Access Control Explained

Zilliz Cloud implements Role-Based Access Control (RBAC) to finely control access to resources in Zilliz Cloud. RBAC (Role-Based Access Control) is a security measure that grants privileges to roles rather than directly to users. These roles, which contains specific privileges to resources, are then granted to users, enabling efficient management of user access control.

L1WGwjF2NhxLRXbcyl6cSroNnoc

Zilliz Cloud RBAC architecture

WVIgwWtMYhhTBIbgAdAcegDRnle

Zilliz Cloud organizes its resources within two planes, implementing RBAC across both:

  • Control plane: This plane encompasses organizations, projects, and cluster management. Account users are granted specific organization and project roles and authenticate via API keys when interacting with resources on the control plane.

  • Data plane: This plane includes clusters, databases, and collections, focusing on data access management. Cluster users are granted appropriate cluster roles and authenticate using API keys or username-password pairs when interacting with data plane resources.

Normally, each account user corresponds to a cluster user. However, not all users require access for both planes. In some cases, a control plane account user like a Billing Admin might only need access to the control plane for billing management purposes and do not require data plane access. Conversely, temporary cluster users can be created and granted access to data plane resources through customized API keys, allowing data access without a registered account. For details about managing customized API keys, refer to API Keys.

Roles and privileges

Account users are granted organization roles and project roles while cluster users are granted cluster roles that control access to cluster, databases, and collections. The following diagram illustrates the hierarchy for roles in Zilliz Cloud.

TnkCwHx6jhk7UmbvYT7cVGlIn7b

  • On the organization level

    • The Organization Owner role encompasses comprehensive privileges across all projects and clusters.

    For details about all organization roles, refer to Organization roles.

  • On the project level

    • The Project Admin role includes all privileges of a specific project and privileges across all cluster.
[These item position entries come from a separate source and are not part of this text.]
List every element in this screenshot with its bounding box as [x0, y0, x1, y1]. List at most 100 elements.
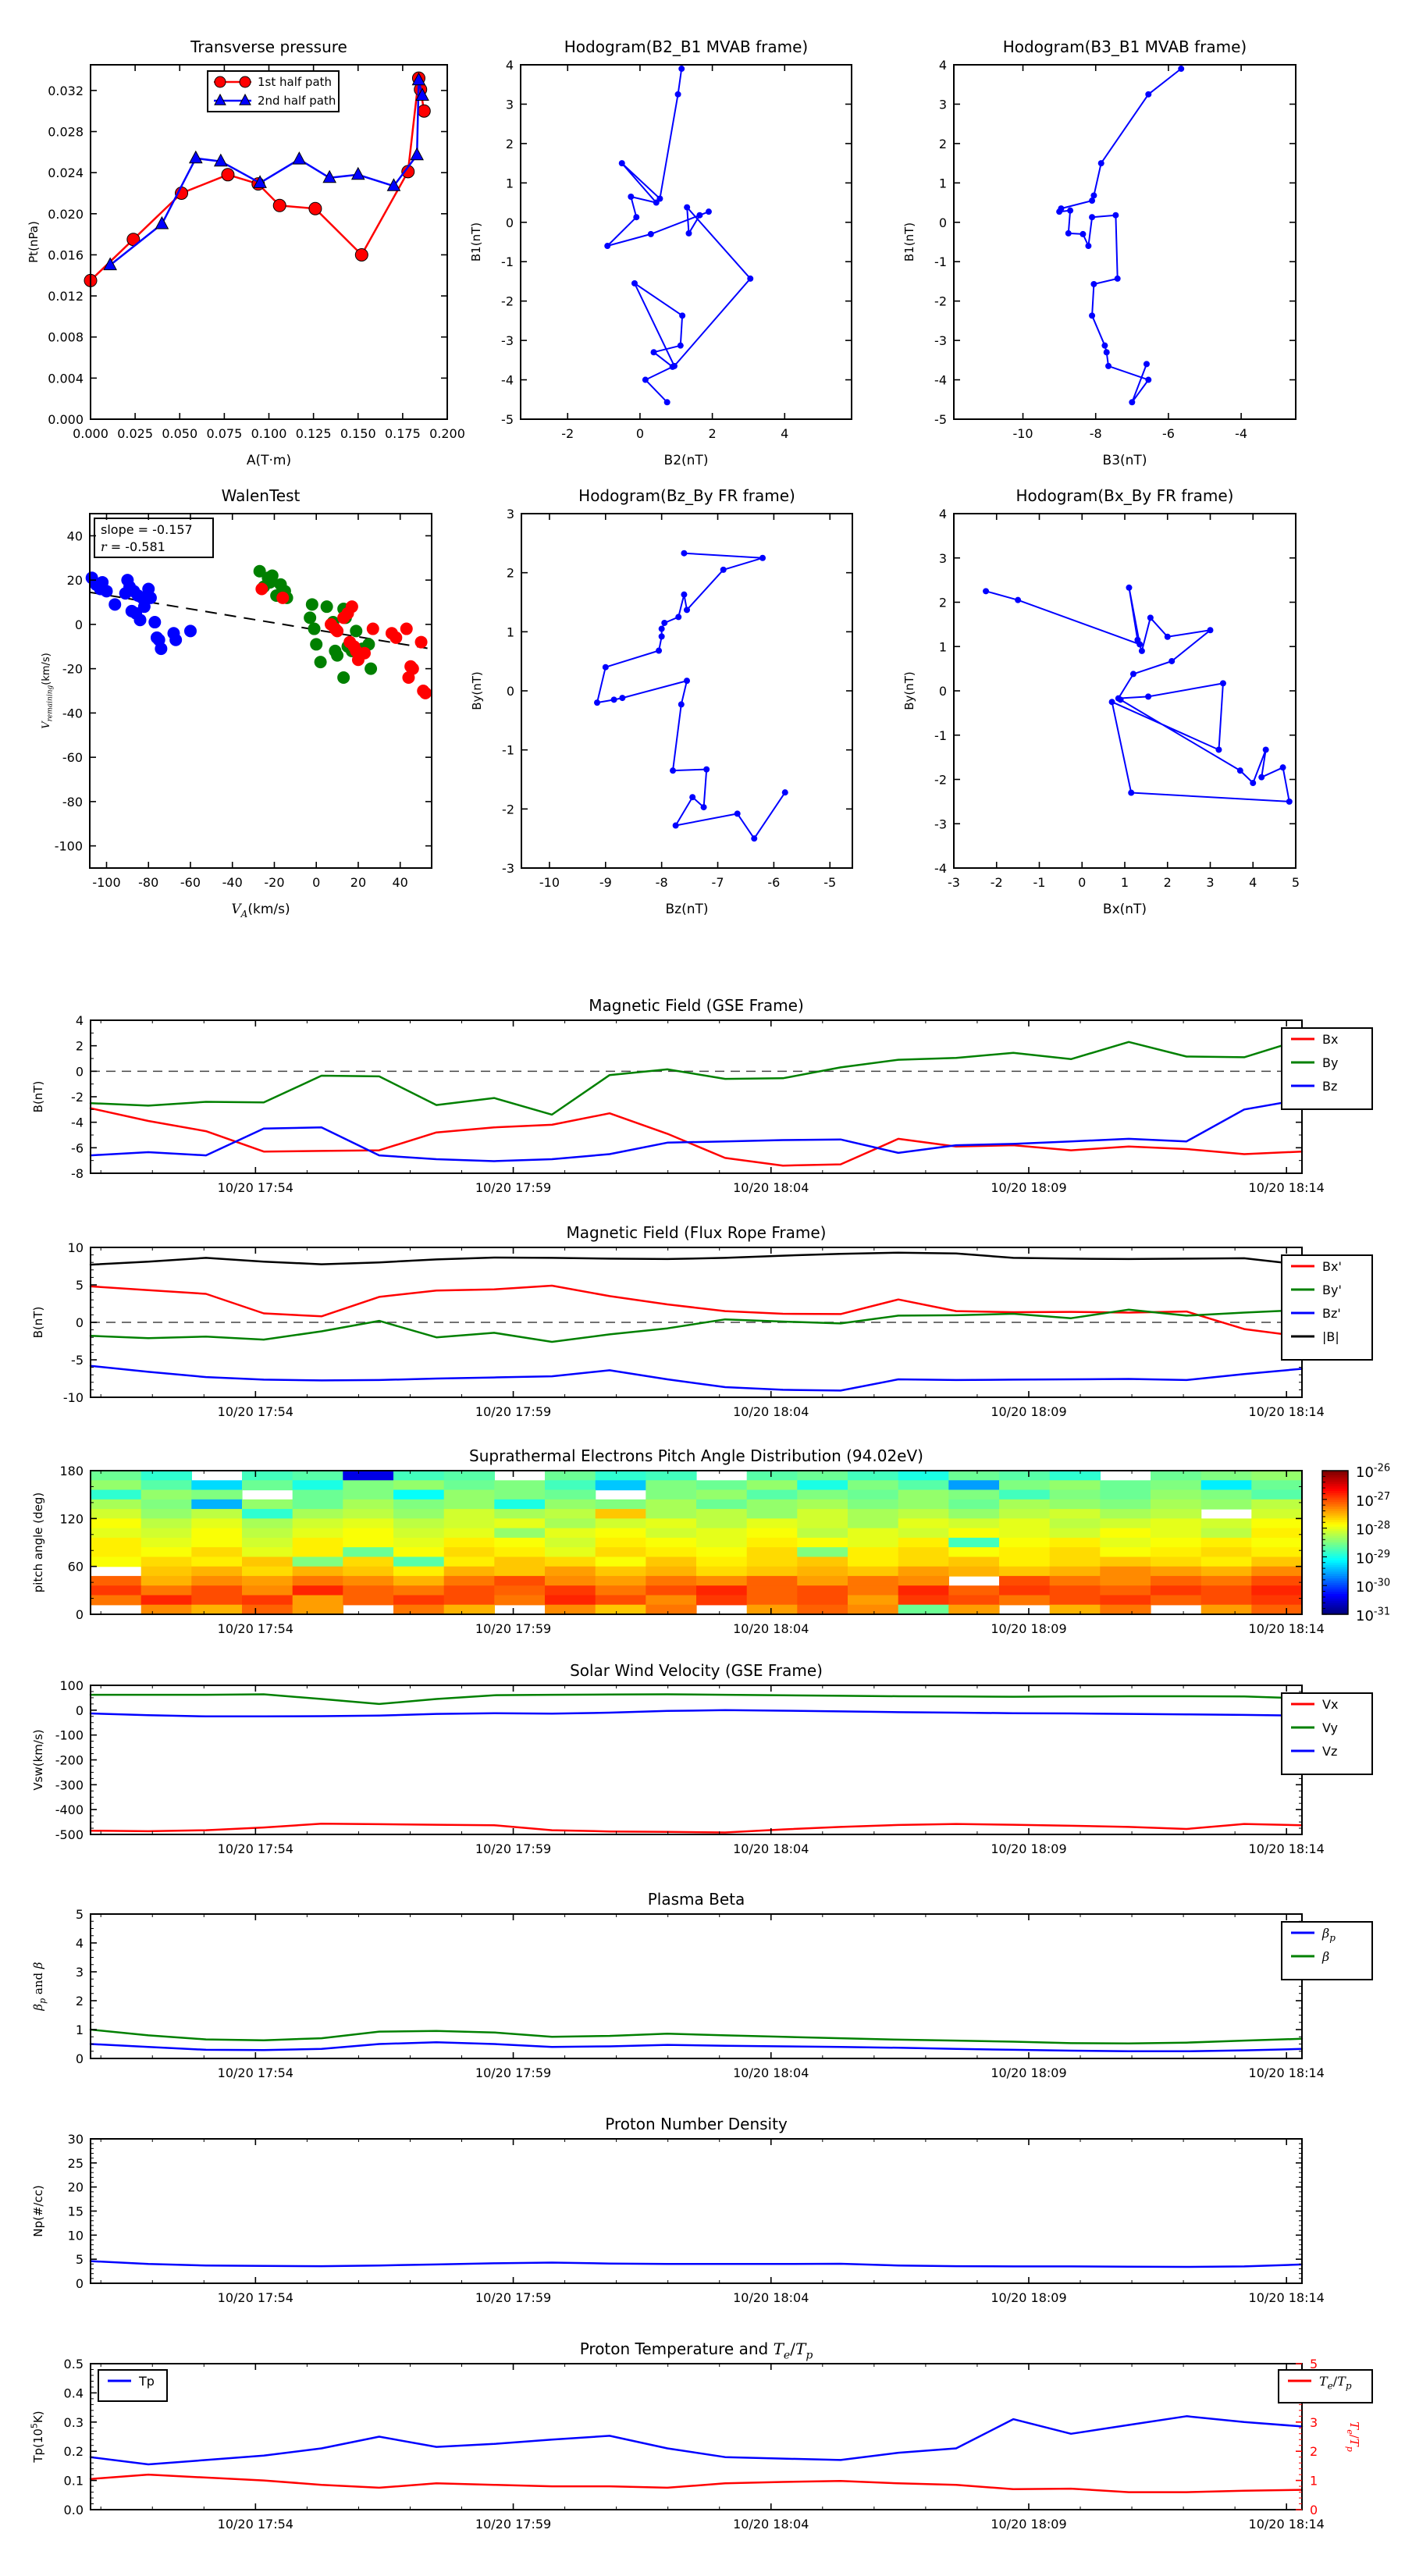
svg-text:0.028: 0.028 — [48, 125, 84, 140]
svg-text:Bz': Bz' — [1322, 1306, 1341, 1321]
svg-text:Vx: Vx — [1322, 1697, 1338, 1712]
svg-text:10/20 17:59: 10/20 17:59 — [475, 1621, 551, 1636]
svg-text:0: 0 — [76, 2276, 84, 2291]
svg-text:10/20 17:54: 10/20 17:54 — [218, 1404, 293, 1419]
svg-text:120: 120 — [59, 1511, 84, 1526]
svg-text:0.0: 0.0 — [64, 2503, 84, 2517]
svg-text:-40: -40 — [62, 706, 83, 720]
svg-text:-2: -2 — [501, 294, 514, 309]
svg-text:By: By — [1322, 1055, 1338, 1070]
svg-text:10/20 18:14: 10/20 18:14 — [1249, 1841, 1325, 1856]
panel-np: 10/20 17:54 10/20 17:59 10/20 18:04 10/20 1… — [31, 2115, 1325, 2305]
svg-text:10/20 18:04: 10/20 18:04 — [733, 1404, 809, 1419]
tp-legend-right: Te/Tp — [1278, 2369, 1373, 2403]
svg-text:0: 0 — [1078, 875, 1086, 890]
svg-text:Hodogram(Bx_By FR frame): Hodogram(Bx_By FR frame) — [1016, 486, 1233, 505]
svg-text:2: 2 — [76, 1039, 84, 1054]
svg-text:180: 180 — [59, 1464, 84, 1478]
svg-text:Transverse pressure: Transverse pressure — [190, 37, 347, 56]
svg-text:60: 60 — [68, 1560, 84, 1574]
svg-text:100: 100 — [59, 1678, 84, 1693]
svg-text:-2: -2 — [934, 773, 947, 788]
svg-text:4: 4 — [781, 426, 788, 441]
svg-text:4: 4 — [939, 58, 947, 73]
svg-text:10/20 17:59: 10/20 17:59 — [475, 1841, 551, 1856]
svg-text:0.050: 0.050 — [162, 426, 197, 441]
svg-text:1: 1 — [939, 176, 947, 190]
svg-text:-4: -4 — [1235, 426, 1247, 441]
svg-text:pitch angle (deg): pitch angle (deg) — [31, 1493, 45, 1592]
svg-text:0: 0 — [507, 684, 514, 699]
svg-text:10/20 18:09: 10/20 18:09 — [991, 1841, 1066, 1856]
svg-text:βp and β: βp and β — [31, 1962, 48, 2011]
panel-hodogram-bxby: -3 -2 -1 0 1 2 3 4 5-4-3-2-101234Hodogram(Bx_By … — [902, 486, 1300, 917]
svg-text:B(nT): B(nT) — [31, 1081, 45, 1113]
svg-text:-300: -300 — [55, 1777, 84, 1792]
svg-text:5: 5 — [76, 2252, 84, 2267]
svg-text:0: 0 — [76, 1607, 84, 1622]
svg-text:0.016: 0.016 — [48, 247, 84, 262]
svg-text:-3: -3 — [934, 333, 947, 348]
svg-text:-1: -1 — [934, 728, 947, 743]
svg-text:Hodogram(B2_B1 MVAB frame): Hodogram(B2_B1 MVAB frame) — [564, 37, 808, 56]
svg-text:4: 4 — [939, 507, 947, 521]
svg-text:-5: -5 — [934, 412, 947, 427]
svg-text:-4: -4 — [501, 373, 514, 388]
svg-text:By(nT): By(nT) — [470, 671, 484, 710]
panel-hodogram-b2b1: -2 0 2 4 -5 -4 -3 -2 -1 0 1 2 3 4 Hodogram(B2_B1 MVAB … — [469, 37, 852, 468]
svg-text:3: 3 — [939, 97, 947, 112]
svg-text:-20: -20 — [62, 662, 83, 677]
panel-tp: 10/20 17:54 10/20 17:59 10/20 18:04 10/20 1… — [30, 2339, 1373, 2532]
svg-text:0: 0 — [939, 684, 947, 699]
svg-text:10-31: 10-31 — [1356, 1606, 1390, 1624]
svg-text:Hodogram(B3_B1 MVAB frame): Hodogram(B3_B1 MVAB frame) — [1003, 37, 1247, 56]
svg-text:-9: -9 — [599, 875, 612, 890]
svg-text:-4: -4 — [934, 373, 947, 388]
svg-text:0: 0 — [506, 215, 514, 230]
svg-text:0.032: 0.032 — [48, 84, 84, 98]
svg-text:4: 4 — [76, 1936, 84, 1951]
svg-text:Proton Temperature and Te/Tp: Proton Temperature and Te/Tp — [580, 2339, 813, 2362]
svg-text:-1: -1 — [934, 254, 947, 269]
svg-text:-2: -2 — [71, 1090, 84, 1105]
pad-colorbar: 10-26 10-27 10-28 10-29 10-30 10-31 — [1321, 1462, 1390, 1624]
svg-text:Vz: Vz — [1322, 1744, 1337, 1759]
svg-text:-8: -8 — [71, 1166, 84, 1181]
svg-text:Plasma Beta: Plasma Beta — [648, 1890, 745, 1909]
svg-text:-5: -5 — [71, 1353, 84, 1368]
svg-text:20: 20 — [68, 2180, 84, 2195]
svg-text:0: 0 — [1310, 2503, 1318, 2517]
svg-text:1: 1 — [506, 176, 514, 190]
svg-text:10/20 18:14: 10/20 18:14 — [1249, 2517, 1325, 2532]
svg-text:10/20 18:09: 10/20 18:09 — [991, 1180, 1066, 1195]
svg-text:Magnetic Field (Flux Rope Fram: Magnetic Field (Flux Rope Frame) — [567, 1223, 827, 1242]
svg-text:0.012: 0.012 — [48, 289, 84, 304]
svg-text:10/20 18:04: 10/20 18:04 — [733, 2517, 809, 2532]
svg-text:-2: -2 — [991, 875, 1003, 890]
svg-text:-2: -2 — [934, 294, 947, 309]
svg-text:5: 5 — [1292, 875, 1300, 890]
svg-text:10/20 17:54: 10/20 17:54 — [218, 1621, 293, 1636]
svg-text:-8: -8 — [1090, 426, 1102, 441]
svg-text:-400: -400 — [55, 1802, 84, 1817]
svg-text:10/20 17:59: 10/20 17:59 — [475, 2290, 551, 2305]
svg-text:0.024: 0.024 — [48, 165, 84, 180]
svg-text:-1: -1 — [501, 254, 514, 269]
svg-text:10/20 17:54: 10/20 17:54 — [218, 1180, 293, 1195]
svg-text:-2: -2 — [502, 802, 514, 817]
svg-text:Bx(nT): Bx(nT) — [1103, 902, 1147, 917]
svg-text:-100: -100 — [92, 875, 120, 890]
svg-text:-80: -80 — [138, 875, 158, 890]
svg-text:5: 5 — [76, 1278, 84, 1293]
svg-text:0: 0 — [76, 1703, 84, 1718]
svg-text:Suprathermal Electrons Pitch A: Suprathermal Electrons Pitch Angle Distr… — [469, 1446, 923, 1465]
svg-text:βp: βp — [1321, 1926, 1336, 1943]
svg-text:3: 3 — [506, 97, 514, 112]
svg-text:1: 1 — [507, 624, 514, 639]
svg-text:-3: -3 — [501, 333, 514, 348]
svg-text:3: 3 — [507, 507, 514, 521]
svg-text:10-27: 10-27 — [1356, 1491, 1390, 1510]
svg-text:slope = -0.157: slope = -0.157 — [101, 522, 193, 537]
svg-text:Pt(nPa): Pt(nPa) — [27, 221, 41, 263]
    • The Project Read-Write role has the privileges to view a project and manage its resources.

    • The Project Read-Only role has the privileges to view a project and its resources.

    For details about project roles, refer to Project roles.

  • On the cluster level

    • The Cluster Admin role includes all privileges of a specific cluster.

    • The Cluster Read-Write role has the privileges to view a cluster and manage all its resources.

    • The Cluster Read-Only role has the privileges to view a cluster and its resources.

    • Additionally, custom roles can be created at this level to precisely manage privileges to cluster resources, such as databases and collections.

    For details about cluster roles, refer to Manage Cluster Roles (Console).